Another possible technical recommendation we can consider at this point would be a Multichannel Television Sound (MTS). MTS is the method of sending an additional sound signal to an existing sound signal. Therefore, two audio channels, such as original English remarks and Korean SI, can be sent to TV viewers who can choose one of them. This method is similar to what Kurz (1990) reported with an Austrian case. Sending original English in one channel and Korean SI in another channel will clearly solve the problem of overlapping between SI and original dialogue. Lee (2000) suggested this mode several years ago to solve the problem of overlapping of SI and English remarks. A Korean viewer also preferred this mode: “Since it is live coverage, captions would be difficult to adopt, but I believe the time has come to consider MTS” (1997). Since some English dramas are already being aired with MTS, English and Korean dubbing, in Korea, adopting MTS for the Academy Awards Ceremony would not be a difficult job. Viewers could then choose one of them, greatly enhancing the possibility of satisfying both types of viewers.

One limitation of this study, however, is that the questionnaire subjects, as mentioned before, are students studying English. Although some general Korean viewers expressed the same reaction, we cannot assert that the results of this questionnaire represents the majority of Korean viewers watching this ceremony with SI through open Korean captions.
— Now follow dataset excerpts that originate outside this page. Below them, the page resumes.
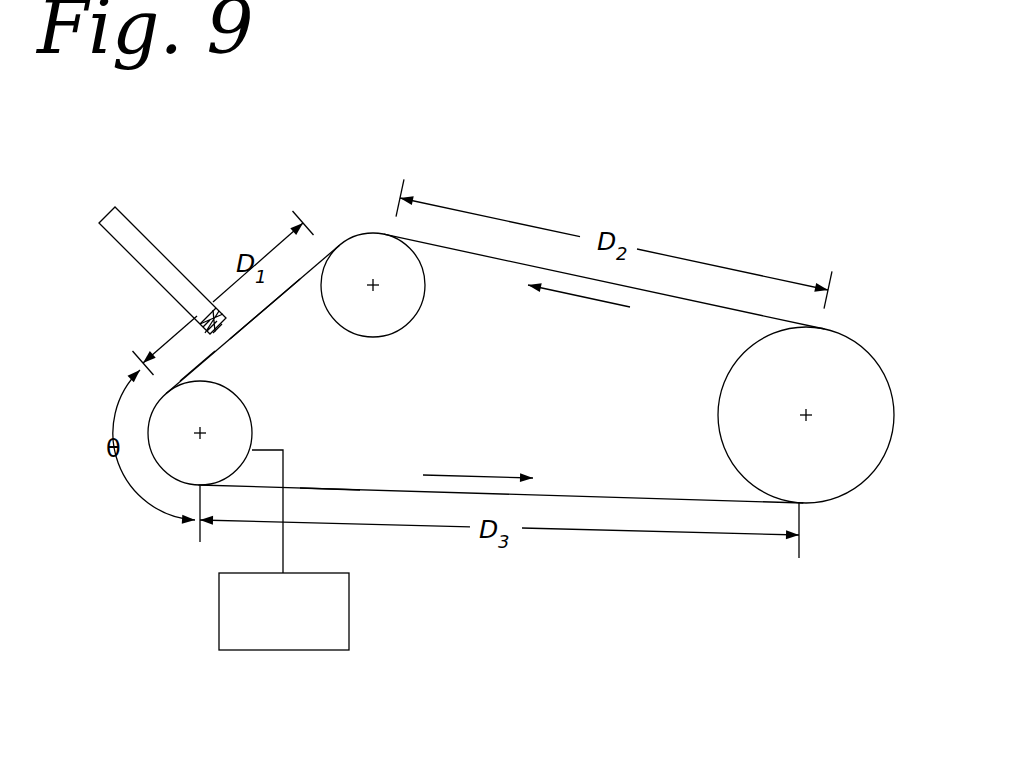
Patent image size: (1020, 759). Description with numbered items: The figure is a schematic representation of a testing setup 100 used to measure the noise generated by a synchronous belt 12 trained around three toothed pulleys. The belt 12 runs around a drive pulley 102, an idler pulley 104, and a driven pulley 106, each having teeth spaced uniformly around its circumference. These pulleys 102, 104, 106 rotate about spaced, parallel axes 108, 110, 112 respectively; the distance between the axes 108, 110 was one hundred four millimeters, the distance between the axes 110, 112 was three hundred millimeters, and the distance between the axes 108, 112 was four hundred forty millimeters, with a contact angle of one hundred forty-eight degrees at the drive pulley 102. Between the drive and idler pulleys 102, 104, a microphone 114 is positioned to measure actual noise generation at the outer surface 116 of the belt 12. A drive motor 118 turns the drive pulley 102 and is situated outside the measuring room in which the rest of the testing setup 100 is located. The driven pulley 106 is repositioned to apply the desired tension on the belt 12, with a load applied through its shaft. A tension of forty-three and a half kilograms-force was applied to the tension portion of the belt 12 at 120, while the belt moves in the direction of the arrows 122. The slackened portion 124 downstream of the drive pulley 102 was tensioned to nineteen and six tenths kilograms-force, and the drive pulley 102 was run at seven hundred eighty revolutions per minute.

The testing setup 100 is at (672, 237).
The synchronous belt 12 is at (727, 307).
The drive pulley 102 is at (247, 408).
The idler pulley 104 is at (413, 300).
The driven pulley 106 is at (740, 477).
The axis 108 is at (200, 433).
The axis 110 is at (373, 285).
The axis 112 is at (806, 415).
The microphone 114 is at (152, 244).
The outer surface 116 is at (295, 283).
The drive motor 118 is at (268, 641).
The tension portion 120 is at (197, 366).
The arrows 122 is at (570, 296).
The slackened portion 124 is at (328, 487).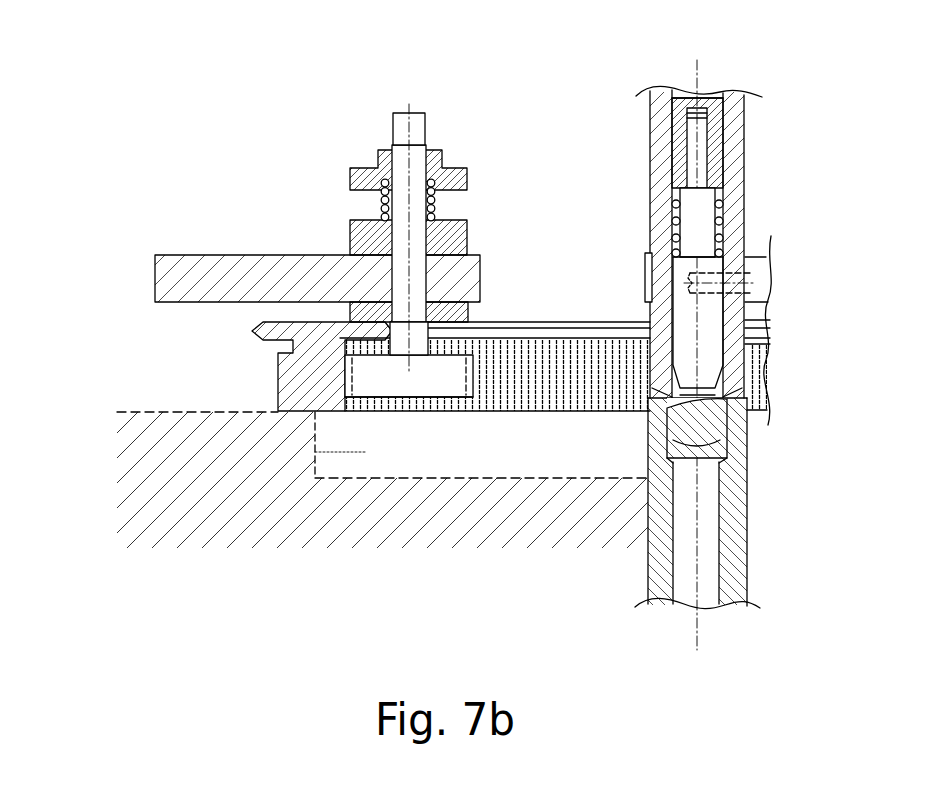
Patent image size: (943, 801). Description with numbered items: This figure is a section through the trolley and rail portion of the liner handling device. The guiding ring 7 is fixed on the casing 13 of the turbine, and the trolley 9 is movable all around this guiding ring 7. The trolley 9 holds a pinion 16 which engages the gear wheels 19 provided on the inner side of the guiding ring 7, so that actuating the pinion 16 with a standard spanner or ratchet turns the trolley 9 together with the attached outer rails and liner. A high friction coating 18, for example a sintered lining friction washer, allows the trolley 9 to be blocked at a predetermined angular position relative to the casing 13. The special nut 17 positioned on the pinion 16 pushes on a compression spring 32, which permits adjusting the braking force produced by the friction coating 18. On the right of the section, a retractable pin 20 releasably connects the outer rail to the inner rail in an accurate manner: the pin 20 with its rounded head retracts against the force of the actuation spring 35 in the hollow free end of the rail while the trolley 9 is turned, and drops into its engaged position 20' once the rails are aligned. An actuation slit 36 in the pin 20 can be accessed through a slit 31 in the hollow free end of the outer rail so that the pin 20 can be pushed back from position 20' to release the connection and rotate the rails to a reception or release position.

The guiding ring 7 is at (283, 389).
The trolley 9 is at (172, 260).
The casing 13 is at (130, 503).
The pinion 16 is at (400, 156).
The special nut 17 is at (363, 170).
The high friction coating 18 is at (393, 250).
The gear wheels 19 is at (383, 383).
The retractable pin 20 is at (751, 247).
The pin position 20' is at (752, 449).
The slit 31 is at (735, 293).
The compression spring 32 is at (383, 207).
The actuation spring 35 is at (720, 257).
The actuation slit 36 is at (743, 208).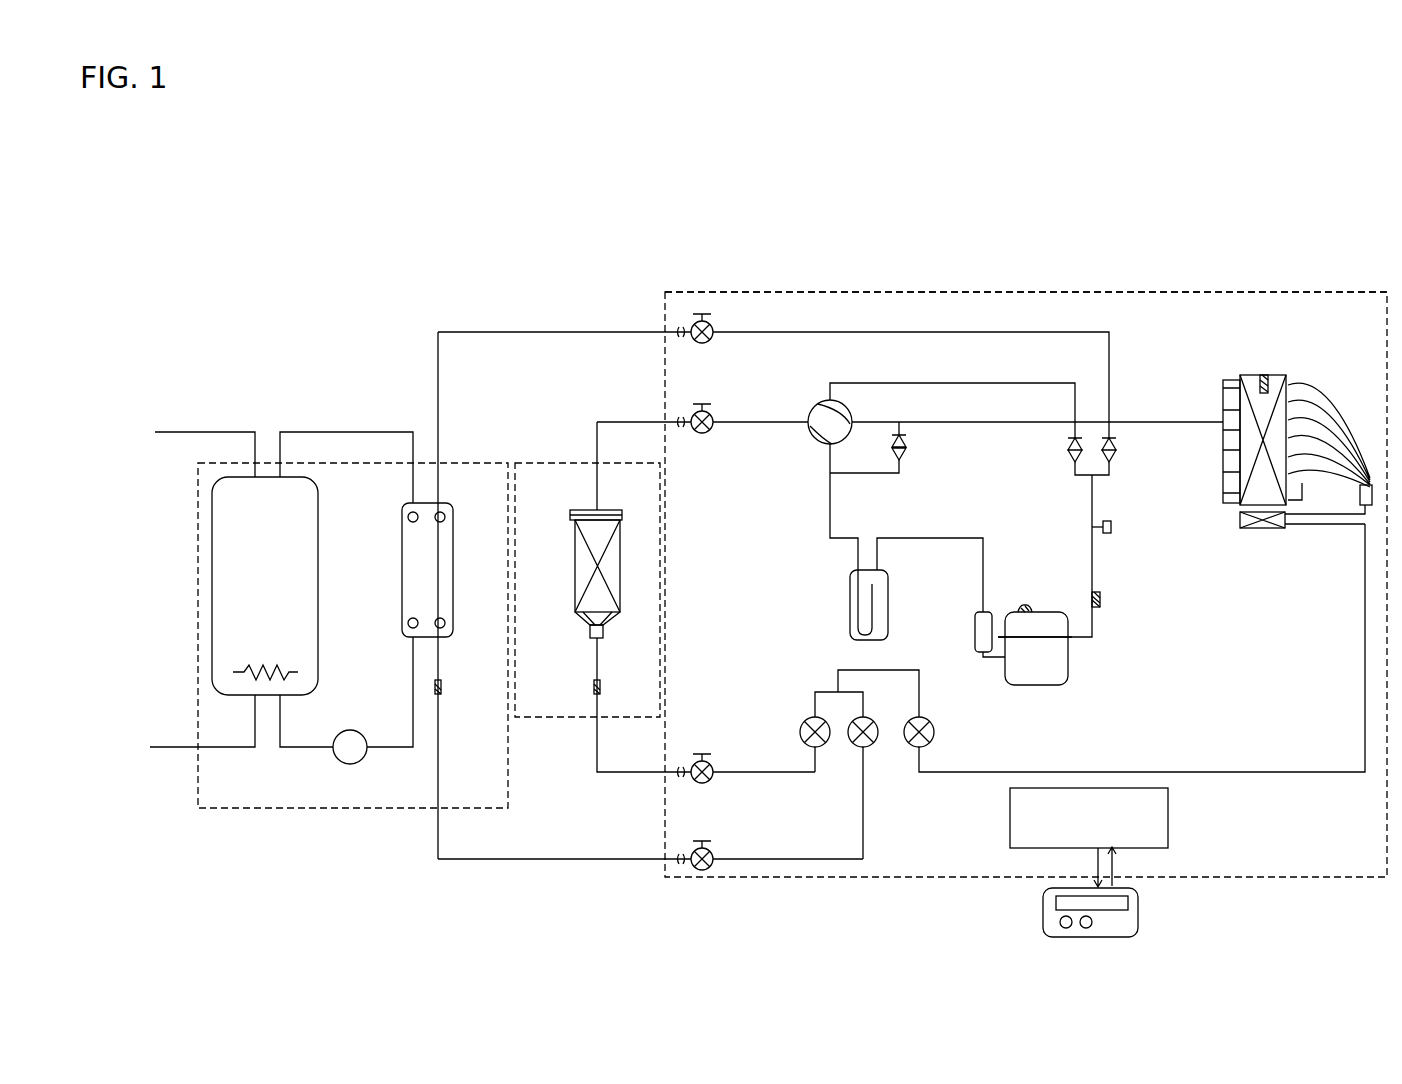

Future work might therefore involve a broad sampling of general viewer impressions on the use of this new method, or comparing those of university students vs. general viewers. This might yield a more comprehensive evaluation of this new technology. If interpreters and related researchers in the broadcasting field successfully enhance the quality of SI through captions mode by resolving these limitations, this new technology will be a revolutionary tool of communication in the future. This is especially noteworthy because the huge size of general public TV viewing is incomparably greater than the numbers attending general international conferences. As asserted by den Boer (2001), academic researchers should provide serious input towards improving this new tool.